Freden, friköpen och järnplogarna. Drivkrafter och förändringsprocesser under den agrara revolutionen i Halland 1700 - 1900

Sammanfattning: The thesis studies the agricultural revolution in the province Halland in southwestern Sweden. New tools, land reclamation, new cultivation systems, better livestock, enclosures and free holding during the period 1700-1900 are investigated. The source materials consist of estate inventories, land survey documents and present descriptions. The thesis analyses theories about the motivating forces behind the agricultural revolution used by researchers from throughout northwestern Europe: Theories about large farmers, enclosures, corn prices and the market and finaly a bottom-up theory. The results of the study are that the main motivating force behind the agricultural revolution’s advances in Halland from 1720 to 1860, and to a large extent thereafter, has been social conditions that were positive for the peasants – one aspect of the bottom-up theory.

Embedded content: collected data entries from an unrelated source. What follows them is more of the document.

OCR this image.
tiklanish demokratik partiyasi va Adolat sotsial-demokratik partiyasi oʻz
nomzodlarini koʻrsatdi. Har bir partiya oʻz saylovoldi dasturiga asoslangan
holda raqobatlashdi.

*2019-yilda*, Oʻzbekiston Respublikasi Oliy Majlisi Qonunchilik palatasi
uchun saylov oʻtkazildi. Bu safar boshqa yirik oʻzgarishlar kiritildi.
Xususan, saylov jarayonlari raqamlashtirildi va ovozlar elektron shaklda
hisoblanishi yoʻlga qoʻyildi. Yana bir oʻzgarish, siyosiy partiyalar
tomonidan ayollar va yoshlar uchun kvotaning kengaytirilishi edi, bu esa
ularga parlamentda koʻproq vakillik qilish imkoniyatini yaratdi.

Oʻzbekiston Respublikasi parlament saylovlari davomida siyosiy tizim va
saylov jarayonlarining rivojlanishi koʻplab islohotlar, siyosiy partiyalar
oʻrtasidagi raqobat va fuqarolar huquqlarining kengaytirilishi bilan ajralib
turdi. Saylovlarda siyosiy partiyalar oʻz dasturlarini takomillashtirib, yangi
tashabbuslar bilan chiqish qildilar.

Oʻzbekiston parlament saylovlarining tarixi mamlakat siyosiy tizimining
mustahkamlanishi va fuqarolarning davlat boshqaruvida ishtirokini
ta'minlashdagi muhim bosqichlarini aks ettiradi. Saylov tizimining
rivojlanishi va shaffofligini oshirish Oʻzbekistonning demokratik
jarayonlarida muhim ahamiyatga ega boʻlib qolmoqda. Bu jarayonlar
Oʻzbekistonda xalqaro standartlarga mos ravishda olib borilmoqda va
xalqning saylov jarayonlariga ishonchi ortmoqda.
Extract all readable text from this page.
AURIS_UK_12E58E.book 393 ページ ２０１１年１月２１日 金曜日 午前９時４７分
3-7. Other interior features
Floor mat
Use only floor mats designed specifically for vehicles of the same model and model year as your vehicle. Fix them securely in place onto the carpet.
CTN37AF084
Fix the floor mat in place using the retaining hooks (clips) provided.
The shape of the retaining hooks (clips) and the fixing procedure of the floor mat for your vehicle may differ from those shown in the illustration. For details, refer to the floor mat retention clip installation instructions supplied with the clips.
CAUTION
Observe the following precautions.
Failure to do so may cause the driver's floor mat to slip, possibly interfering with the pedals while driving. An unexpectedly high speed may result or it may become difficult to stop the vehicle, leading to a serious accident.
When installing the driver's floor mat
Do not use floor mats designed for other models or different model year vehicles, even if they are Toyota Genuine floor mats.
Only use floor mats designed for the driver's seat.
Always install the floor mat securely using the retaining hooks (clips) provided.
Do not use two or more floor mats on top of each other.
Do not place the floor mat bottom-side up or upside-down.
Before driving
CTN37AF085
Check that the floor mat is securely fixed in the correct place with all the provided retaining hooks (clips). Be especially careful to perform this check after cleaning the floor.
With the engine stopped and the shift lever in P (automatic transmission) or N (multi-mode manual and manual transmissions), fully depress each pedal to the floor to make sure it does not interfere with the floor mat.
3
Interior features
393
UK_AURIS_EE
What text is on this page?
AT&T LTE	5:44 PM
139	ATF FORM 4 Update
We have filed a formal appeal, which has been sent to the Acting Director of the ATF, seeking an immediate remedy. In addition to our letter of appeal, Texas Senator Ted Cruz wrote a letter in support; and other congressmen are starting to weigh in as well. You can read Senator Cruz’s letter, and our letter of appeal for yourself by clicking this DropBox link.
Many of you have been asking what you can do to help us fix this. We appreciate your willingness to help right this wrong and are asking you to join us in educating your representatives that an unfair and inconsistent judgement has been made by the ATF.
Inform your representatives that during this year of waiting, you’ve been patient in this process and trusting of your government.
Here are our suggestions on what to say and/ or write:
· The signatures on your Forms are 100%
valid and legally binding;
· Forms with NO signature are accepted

Another aspect of the bottom-up theory is that, areas with many peasant freeholders experienced faster development than the others and the areas with many tenants experienced the worst development. The thesis’ findings clearly show that this was the case. A third aspect of the bottom-up theory is peasant rationality. Many of the findings in the study have been able to reinforce the picture of rational behaviour. The first time that Halland’s farmers sold their agricultural products on a market to any great extent was around 1860. After 1860 the bottom-up theory therefore joined with the market and, to a certain degree, prices as the engine behind the changes. It stands to reason that the peasants could not have been affected by prices or a market before 1860. According to the large farmers theory, a group made up of large farmers with many employees was required for an agricultural revolution. But there were almost no large farmers of that kind in Halland. And yet an agricultural revolution took place. Several researchers maintain that radical enclosures were the decisive motivating force behind the agricultural revolution. But this thesis has been able to show that neither land reclamation, the introduction of new crops, new cultivation systems nor new tools were inhibited by the open field system that existed before the radical enclosures. Consequently radical enclosures was not a motivating force, but rather a part of the great agricultural transformation.